A novel that examines ideas of nationhood and citizenship, of modernity and development, the plight of those living on the margins, and how these minorities are manipulated and controlled by the developed world
Award-winning novelist Sujit Saraf’s newest book, Island, is a winner in every way. Its lyrical prose, thriller pace, and intelligence in examining the development debate make it a winner.
At the heart of the story are Nirmal Chandra Mattoo, an expert on the tribes of the Andaman and Nicobar Islands, who lives in Port Blair, and Steven Li, a Chinese-looking American missionary who wants to take Christianity to North Sentinel Island, home to the last uncontacted people on the planet. Saraf’s Li is roughly modelled on John Chau, the American missionary who was killed on the island in the Andamans in 2018.
Mattoo’s warnings that any contact with the North Sentinelese is illegal and that two fishermen who had accidentally drifted towards their island some years ago were chopped with axes and their bodies hung doesn’t dissuade Li. The Americans has also chosen the wrong time – the Prime Minister’s visit to rename the island is due in less than two weeks.
Mattoo has spent a significant part of his nearly 50-year life studying the Jarawas, the Onge and the Sentinelese tribes in an official and unofficial capacity.
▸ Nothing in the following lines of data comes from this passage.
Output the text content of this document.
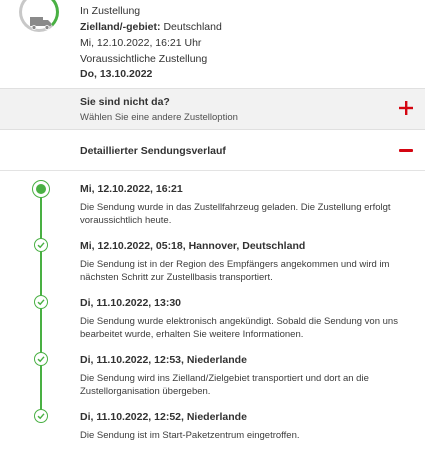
In Zustellung
Zielland/-gebiet: Deutschland
Mi, 12.10.2022, 16:21 Uhr
Voraussichtliche Zustellung
Do, 13.10.2022
Sie sind nicht da?
Wählen Sie eine andere Zustelloption
Detaillierter Sendungsverlauf
Mi, 12.10.2022, 16:21
Die Sendung wurde in das Zustellfahrzeug geladen. Die Zustellung erfolgt voraussichtlich heute.
Mi, 12.10.2022, 05:18, Hannover, Deutschland
Die Sendung ist in der Region des Empfängers angekommen und wird im nächsten Schritt zur Zustellbasis transportiert.
Di, 11.10.2022, 13:30
Die Sendung wurde elektronisch angekündigt. Sobald die Sendung von uns bearbeitet wurde, erhalten Sie weitere Informationen.
Di, 11.10.2022, 12:53, Niederlande
Die Sendung wird ins Zielland/Zielgebiet transportiert und dort an die Zustellorganisation übergeben.
Di, 11.10.2022, 12:52, Niederlande
Die Sendung ist im Start-Paketzentrum eingetroffen.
In Port Blair, he runs a souvenir shop – Mattoo Tribal Arts – which stocks mostly fake made-in-Midnapore bows, arrowheads, and some photos. On a good day, he hopes to make a pitch to a rich American, praying that the stingy “LTC types” give his shop a miss. The LTC types have availed the Leave Travel Concession given by their government-owned firms to promote tourism in less desirable locations. In this case to see the “junglees.”.
Secretly, he hopes to finish writing A Complete Grammar of the Jarawa Language in the Andaman Islands – which has been “a constant reminder of the disappointments of his life”.
Like the charcoal-black tribes of the Andamans, Mattoo is an endangered species on the island. No one can match the fair-skinned Kashmiri’s empathy towards the tribals, his soft corner for the North Sentinelese and their cause, or his knowledge of tribal history and culture, which he now sees as a “burden and a hindrance”.
When twenty-something Li stops at his shop, Mattoo makes a sales pitch to him, mistaking him for a regular tourist. But Li plans to take Jesus’ message to the “RPGs” (Unreached People Groups), and he has prepared for this journey all his life. He went to a Christian college so that he does not stray from the path, majored in health and exercise science, and trained as an emergency medical technician. Besides, he has taken his tetanus, hepatitis A and B, malaria and typhoid shots, and has had “wilderness training” in challenging stations to keep his stamina up. Li has also researched well and knows Mattoo is his best bet.
Mattoo’s life changed when he first visited the island as part of an Archaeological Survey of India (AnSI) team three decades before. He was a part of the first contact mission in North Sentinel – the untouched home of the extremely hostile Sentinelese tribe who are said to have been cut off from the world 30,000 years ago. Ever since, they have lived on their 8×8 km island alone – “proud, isolated and in no need of contact”.
Mattoo became the face of this mission when they accepted a coconut from him, even though he felt a twinge of pain: “This first contact mission was no triumph—it was the beginning of the end for the Sentinelese race, and he was party to it.” The contact ended when, on one such mission, the Sentinelese squatted in a “defecation ritual” presenting their bare buttocks, “whose meaning was obvious in any civilisation, neolithic or otherwise,” writes Saraf.
But Li is confident that “God will protect” him, even though the middleman who arranged his visit and Mattoo’s presence on the trip cheekily reminds him: “But Coast Guard Hindu, not Christian… Money will protect, not God.”
Despite Mattoo’s warnings, Li lands on the hostile island and announces, “My name is Steven. I love you, and Jesus loves you.” And then he thinks, “Now he will wait as long as he needs to. He will not hurry the gospel. An hour or two will not matter to a people who have lived in sin for thirty thousand years.”
Even as Li is stranded on the island, Mattoo is beckoned to Delhi to take charge as a scientific advisor in the newly floated Andaman Development Authority. The mission is to increase the inflow of tourists to the islands and to make them a popular destination like Hawaii. Mattoo is at his wit’s end when he hears the proposed “national integration” of the tribes. He tries to reason with the authority, but his ideas are shot down, even by those whose intentions he had not doubted.
Saraf’s own research into the lives of the tribes is commendable, as is his portrayal of Mattoo’s melancholic life and his almost fatherly concern for the endangered tribes, especially the Sentinelese. The good dose of dark humour, such as when he refers to Li as “The Sentinelese Jesus,” stings, as does when Mattoo’s father dismisses his son’s research career, confusing the Andaman tribes with the better-known Gonds.